La crise du communisme de guerre

La Révolution d’Octobre fait tomber le gouvernement provisoire de Kerenski, transférant ainsi « tout le pouvoir aux soviets ». Les premiers mois se déroulent dans un certain pacifisme. Ce n’est que le calme avant la tempête, le temps que les anciens commandants militaires tsaristes se réorganisent. L’affrontement entre révolutionnaires et contre-révolutionnaires se prépare. L’Armée Rouge naît en février 1918. La guerre civile débute en mai. À l’été 1919, trois armées blanches, par des directions différentes, doivent se diriger vers Moscou. Wrangel est à la tête de l’une d’elles et prendra la tête de l’Armée Blanche en avril 1920. La guerre civile prend fin en décembre 1920 mais au prix d’un désastre humain et économique énorme.

En effet, les bataillons de l’Armée Rouge, comptant plus de 300 000 hommes sous le commandement de Trotsky, sont souvent composés des meilleurs éléments, les plus convaincus de la Révolution, venant y compris de Cronstadt la Rouge. La guerre civile retire de trop nombreux dirigeants aux soviets locaux. L’affaiblissement des directions combiné aux conditions matérielles de plus en plus étouffantes, que nous détaillerons plus tard, aura des conséquences politiques majeures.

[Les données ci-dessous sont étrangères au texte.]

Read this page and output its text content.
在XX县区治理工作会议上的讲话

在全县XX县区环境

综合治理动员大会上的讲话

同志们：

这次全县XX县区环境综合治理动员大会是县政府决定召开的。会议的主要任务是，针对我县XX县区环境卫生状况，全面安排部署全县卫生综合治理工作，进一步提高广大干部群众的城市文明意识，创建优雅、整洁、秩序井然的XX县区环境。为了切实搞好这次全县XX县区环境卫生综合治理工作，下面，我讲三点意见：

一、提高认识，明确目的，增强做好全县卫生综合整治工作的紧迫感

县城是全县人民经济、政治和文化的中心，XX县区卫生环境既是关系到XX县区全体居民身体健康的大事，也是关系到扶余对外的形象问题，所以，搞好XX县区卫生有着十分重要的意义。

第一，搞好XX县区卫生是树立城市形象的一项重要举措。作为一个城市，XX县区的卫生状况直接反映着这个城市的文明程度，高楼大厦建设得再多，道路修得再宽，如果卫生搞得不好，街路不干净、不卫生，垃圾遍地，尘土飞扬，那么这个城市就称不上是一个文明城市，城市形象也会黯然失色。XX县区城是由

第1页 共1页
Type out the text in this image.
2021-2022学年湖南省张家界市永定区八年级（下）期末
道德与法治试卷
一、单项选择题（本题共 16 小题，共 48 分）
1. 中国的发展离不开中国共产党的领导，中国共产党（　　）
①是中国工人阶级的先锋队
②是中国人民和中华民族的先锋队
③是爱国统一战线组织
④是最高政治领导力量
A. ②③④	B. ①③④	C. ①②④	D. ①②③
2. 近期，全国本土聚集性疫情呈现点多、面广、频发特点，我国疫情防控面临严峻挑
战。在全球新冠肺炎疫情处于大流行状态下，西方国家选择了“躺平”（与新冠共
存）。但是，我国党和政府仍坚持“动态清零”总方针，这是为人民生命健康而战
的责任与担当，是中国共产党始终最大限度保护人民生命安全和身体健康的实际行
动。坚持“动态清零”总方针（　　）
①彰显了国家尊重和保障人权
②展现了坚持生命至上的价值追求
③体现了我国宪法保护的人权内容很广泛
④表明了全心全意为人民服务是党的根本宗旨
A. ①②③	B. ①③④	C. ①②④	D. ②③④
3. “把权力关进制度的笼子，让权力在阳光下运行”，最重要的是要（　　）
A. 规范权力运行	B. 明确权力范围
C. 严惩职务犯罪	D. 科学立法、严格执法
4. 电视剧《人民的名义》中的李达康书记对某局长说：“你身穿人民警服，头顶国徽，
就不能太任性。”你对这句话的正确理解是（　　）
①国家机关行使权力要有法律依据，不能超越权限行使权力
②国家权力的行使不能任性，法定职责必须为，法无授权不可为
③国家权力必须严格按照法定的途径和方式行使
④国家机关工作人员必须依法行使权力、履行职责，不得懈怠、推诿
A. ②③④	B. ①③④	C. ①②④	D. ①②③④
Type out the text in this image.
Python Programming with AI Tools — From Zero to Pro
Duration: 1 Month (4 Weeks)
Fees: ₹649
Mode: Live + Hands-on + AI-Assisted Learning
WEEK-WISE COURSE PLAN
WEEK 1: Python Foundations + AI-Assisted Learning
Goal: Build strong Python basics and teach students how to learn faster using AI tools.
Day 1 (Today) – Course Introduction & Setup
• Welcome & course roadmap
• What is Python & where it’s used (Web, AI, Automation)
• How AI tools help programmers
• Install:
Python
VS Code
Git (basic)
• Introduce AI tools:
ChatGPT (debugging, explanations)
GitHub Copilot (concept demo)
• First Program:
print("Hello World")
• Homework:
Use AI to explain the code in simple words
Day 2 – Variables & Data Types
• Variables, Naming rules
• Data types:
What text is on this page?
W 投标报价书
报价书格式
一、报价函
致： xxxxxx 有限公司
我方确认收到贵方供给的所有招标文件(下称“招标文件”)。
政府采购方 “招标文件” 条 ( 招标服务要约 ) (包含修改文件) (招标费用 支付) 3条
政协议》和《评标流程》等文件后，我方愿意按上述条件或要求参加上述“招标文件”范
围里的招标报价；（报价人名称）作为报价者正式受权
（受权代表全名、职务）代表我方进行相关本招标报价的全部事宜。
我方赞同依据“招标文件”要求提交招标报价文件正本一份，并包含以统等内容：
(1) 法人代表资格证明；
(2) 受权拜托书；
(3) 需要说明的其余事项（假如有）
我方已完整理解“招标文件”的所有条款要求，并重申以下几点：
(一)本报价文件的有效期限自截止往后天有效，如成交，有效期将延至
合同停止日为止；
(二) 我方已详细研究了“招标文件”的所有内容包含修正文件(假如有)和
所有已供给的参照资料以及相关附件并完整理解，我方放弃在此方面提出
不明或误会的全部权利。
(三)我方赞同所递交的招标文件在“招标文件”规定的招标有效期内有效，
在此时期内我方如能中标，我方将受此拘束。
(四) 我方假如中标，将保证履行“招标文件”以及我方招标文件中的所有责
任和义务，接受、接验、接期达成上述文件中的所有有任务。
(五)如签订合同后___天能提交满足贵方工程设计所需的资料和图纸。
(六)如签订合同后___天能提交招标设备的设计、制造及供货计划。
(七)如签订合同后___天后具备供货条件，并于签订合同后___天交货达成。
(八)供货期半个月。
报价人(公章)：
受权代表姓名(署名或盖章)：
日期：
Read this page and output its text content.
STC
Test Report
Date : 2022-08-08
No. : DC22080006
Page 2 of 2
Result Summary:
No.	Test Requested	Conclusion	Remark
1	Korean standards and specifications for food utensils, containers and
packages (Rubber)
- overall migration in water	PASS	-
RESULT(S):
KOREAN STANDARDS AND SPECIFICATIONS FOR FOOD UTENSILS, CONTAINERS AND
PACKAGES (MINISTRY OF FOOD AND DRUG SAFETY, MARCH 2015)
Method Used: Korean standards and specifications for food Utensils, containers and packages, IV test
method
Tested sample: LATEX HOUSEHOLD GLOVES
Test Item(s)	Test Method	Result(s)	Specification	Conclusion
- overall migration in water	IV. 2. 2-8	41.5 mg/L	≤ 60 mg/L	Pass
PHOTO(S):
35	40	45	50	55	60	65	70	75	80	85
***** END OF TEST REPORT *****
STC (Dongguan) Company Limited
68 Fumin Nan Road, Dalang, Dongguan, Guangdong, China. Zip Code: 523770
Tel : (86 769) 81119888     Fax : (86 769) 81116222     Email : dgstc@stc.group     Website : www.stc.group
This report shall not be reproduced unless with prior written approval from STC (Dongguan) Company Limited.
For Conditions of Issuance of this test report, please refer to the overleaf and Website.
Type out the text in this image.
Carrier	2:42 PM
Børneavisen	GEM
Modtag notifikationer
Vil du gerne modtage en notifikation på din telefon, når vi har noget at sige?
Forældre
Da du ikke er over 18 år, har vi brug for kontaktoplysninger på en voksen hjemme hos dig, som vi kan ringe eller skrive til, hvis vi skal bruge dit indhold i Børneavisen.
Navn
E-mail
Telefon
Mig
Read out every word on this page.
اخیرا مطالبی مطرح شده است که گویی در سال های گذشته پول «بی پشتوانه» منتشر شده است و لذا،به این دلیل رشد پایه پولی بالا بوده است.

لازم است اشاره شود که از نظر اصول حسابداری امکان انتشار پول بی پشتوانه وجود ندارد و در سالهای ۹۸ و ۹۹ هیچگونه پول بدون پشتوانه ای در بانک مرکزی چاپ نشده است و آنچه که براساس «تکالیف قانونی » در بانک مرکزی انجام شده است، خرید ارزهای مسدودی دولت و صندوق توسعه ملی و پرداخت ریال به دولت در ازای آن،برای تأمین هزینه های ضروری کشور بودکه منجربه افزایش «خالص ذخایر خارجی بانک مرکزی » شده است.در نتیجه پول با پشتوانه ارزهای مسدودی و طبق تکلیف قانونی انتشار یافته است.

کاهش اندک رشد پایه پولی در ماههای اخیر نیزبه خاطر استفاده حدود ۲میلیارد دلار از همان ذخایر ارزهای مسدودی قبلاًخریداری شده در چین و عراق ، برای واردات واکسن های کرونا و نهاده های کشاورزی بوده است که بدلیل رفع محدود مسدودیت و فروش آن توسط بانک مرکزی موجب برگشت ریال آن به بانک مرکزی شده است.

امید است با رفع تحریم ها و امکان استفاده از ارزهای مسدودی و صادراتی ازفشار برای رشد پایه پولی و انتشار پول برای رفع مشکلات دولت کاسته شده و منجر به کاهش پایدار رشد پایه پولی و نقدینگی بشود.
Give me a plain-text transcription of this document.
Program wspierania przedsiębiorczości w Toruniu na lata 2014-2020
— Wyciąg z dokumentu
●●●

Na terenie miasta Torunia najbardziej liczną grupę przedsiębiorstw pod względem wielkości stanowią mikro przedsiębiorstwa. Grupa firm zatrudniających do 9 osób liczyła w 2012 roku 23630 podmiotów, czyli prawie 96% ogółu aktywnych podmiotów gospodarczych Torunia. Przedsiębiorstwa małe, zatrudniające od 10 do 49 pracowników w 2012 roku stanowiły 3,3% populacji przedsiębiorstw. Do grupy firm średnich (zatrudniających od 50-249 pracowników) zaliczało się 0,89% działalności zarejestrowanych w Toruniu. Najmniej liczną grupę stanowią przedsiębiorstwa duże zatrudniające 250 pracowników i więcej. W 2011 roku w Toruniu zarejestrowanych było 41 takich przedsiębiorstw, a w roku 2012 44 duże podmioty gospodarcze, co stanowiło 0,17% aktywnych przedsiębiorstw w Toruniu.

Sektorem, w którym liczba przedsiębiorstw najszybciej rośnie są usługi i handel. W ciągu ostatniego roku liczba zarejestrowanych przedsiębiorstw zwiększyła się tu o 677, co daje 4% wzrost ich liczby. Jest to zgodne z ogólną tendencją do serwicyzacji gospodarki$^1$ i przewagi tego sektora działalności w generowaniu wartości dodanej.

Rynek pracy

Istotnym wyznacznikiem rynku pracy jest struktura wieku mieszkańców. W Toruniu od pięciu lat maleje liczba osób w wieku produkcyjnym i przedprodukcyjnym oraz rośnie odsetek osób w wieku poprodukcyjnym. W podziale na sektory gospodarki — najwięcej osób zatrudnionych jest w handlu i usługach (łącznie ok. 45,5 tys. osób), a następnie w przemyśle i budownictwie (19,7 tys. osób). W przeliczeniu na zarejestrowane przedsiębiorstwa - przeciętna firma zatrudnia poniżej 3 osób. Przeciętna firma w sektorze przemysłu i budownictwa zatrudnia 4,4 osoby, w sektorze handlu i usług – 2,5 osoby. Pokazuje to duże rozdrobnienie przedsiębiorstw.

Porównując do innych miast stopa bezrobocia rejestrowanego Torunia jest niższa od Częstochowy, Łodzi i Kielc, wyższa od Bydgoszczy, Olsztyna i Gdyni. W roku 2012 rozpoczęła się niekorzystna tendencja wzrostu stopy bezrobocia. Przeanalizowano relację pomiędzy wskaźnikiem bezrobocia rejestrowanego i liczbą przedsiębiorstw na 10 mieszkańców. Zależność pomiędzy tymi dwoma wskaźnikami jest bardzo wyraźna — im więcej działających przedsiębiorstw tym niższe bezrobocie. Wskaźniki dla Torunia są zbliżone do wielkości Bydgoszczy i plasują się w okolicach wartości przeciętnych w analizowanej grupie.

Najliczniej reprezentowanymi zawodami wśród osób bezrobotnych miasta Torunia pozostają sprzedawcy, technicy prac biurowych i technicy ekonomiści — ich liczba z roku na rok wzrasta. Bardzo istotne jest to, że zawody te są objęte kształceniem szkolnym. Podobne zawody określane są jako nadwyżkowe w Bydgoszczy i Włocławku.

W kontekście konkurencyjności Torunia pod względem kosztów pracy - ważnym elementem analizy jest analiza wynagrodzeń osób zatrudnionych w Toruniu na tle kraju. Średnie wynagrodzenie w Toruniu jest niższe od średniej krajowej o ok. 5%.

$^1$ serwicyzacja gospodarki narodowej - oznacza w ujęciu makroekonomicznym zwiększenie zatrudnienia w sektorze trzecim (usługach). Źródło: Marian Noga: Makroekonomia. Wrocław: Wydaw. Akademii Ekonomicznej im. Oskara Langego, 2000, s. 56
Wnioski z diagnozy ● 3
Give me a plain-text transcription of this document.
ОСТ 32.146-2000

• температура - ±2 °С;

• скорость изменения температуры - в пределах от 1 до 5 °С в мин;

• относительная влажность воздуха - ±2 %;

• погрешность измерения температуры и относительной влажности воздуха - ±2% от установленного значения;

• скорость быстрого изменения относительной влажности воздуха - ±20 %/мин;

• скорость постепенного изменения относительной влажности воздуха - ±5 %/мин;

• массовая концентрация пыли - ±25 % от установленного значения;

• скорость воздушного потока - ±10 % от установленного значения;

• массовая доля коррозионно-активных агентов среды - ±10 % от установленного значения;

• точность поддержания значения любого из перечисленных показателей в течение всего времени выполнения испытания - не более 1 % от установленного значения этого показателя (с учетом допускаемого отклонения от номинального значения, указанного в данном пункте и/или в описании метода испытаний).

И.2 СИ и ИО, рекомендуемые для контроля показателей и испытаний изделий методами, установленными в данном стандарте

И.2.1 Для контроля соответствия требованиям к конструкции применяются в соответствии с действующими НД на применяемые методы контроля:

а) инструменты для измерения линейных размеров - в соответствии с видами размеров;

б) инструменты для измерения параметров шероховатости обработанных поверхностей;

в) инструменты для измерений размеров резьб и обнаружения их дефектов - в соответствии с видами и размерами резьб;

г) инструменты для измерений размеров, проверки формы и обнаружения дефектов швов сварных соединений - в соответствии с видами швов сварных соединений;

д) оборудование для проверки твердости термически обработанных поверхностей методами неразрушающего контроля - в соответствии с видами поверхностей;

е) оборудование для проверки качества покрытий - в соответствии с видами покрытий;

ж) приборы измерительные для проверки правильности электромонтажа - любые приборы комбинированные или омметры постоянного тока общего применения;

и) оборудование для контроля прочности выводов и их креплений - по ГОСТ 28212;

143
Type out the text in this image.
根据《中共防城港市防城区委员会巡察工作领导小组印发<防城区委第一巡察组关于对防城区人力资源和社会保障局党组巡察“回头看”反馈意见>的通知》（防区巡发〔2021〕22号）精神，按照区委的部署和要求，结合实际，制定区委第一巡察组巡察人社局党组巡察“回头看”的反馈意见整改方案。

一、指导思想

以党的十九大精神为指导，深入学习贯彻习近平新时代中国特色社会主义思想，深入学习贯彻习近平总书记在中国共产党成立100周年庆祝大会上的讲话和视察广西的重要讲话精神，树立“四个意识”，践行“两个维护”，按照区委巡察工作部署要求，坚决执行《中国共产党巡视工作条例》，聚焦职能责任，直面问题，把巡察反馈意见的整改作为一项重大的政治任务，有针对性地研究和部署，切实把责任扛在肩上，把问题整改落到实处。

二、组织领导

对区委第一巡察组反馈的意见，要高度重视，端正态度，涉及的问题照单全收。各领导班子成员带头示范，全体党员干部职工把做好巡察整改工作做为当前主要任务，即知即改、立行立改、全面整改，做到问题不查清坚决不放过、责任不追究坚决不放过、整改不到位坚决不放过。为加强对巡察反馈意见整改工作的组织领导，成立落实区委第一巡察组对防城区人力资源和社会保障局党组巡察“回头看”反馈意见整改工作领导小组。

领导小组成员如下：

Le prix pour les paysans est encore plus lourd. En juin 1918, le communisme de guerre est instauré. Après le renversement des grands propriétaires terriens, les petits paysans pensaient enfin pouvoir être maîtres de leurs terres. Mais l’approvisionnement des villes et le ravitaillement de l’Armée Rouge nécessitent la création de détachements chargés de réquisitionner non seulement les céréales, mais aussi chevaux, charrettes et produits de premières nécessités (sel, savon...). Les paysans se voient ainsi dépossédés sans la moindre compensation. Le mécontentement grandissant, les détachements deviennent de véritables armées de réquisitions, comptant au total 5 millions d’hommes. De nombreux abus de pouvoir sont commis, les réquisitions sont souvent violentes, parfois meurtrières en dépit des dénonciations de Lénine qui ne changent rien à l’attitude des détachements.

Cependant, les paysans ne sont pas ignorants des difficultés de la situation et restent farouchement opposés au retour des blancs au pouvoir. Leurs doléances, remontées via les soviets, demandent le remplacement des réquisitions par une taxe en nature, la libre disposition des excédents et l’approvisionnement en matière première comme le fer. Mais elles restent lettres mortes, du moins temporairement. La réaction des paysans est simple : maintenir la production à leurs stricts besoins pour éviter les réquisitions. Combiné à la dévastation des terres par la guerre civile et au manque d’entretien des outils, cette attitude fait chuter de 40 % l’étendue des terres cultivées en 1921 par rapport à 1913. La production baisse de 50 % durant cette période.

Le communisme de guerre a certes permis de vaincre dans un premier temps la contre-révolution mais au détriment de l’hostilité de la paysannerie. La méfiance traditionnelle des paysans russes envers l’Etat central s’accentue de mois en mois, d’autant qu’ils ne voient plus aucune justification dans la continuation du communisme de guerre.

En effet, la fin de l’année 20 se distingue par un apaisement sur tous les fronts [1]. La levée du blocus allié et l’interruption de l’intervention armée en Russie fait place au retour de la diplomatie et d’échanges commerciaux, notamment avec l’Italie et la Grande Bretagne. Enfin, l’armée blanche de Wrangel ne recevant plus de financement extérieur, sa défaite à l’automne 1920 sonne le glas de la guerre civile.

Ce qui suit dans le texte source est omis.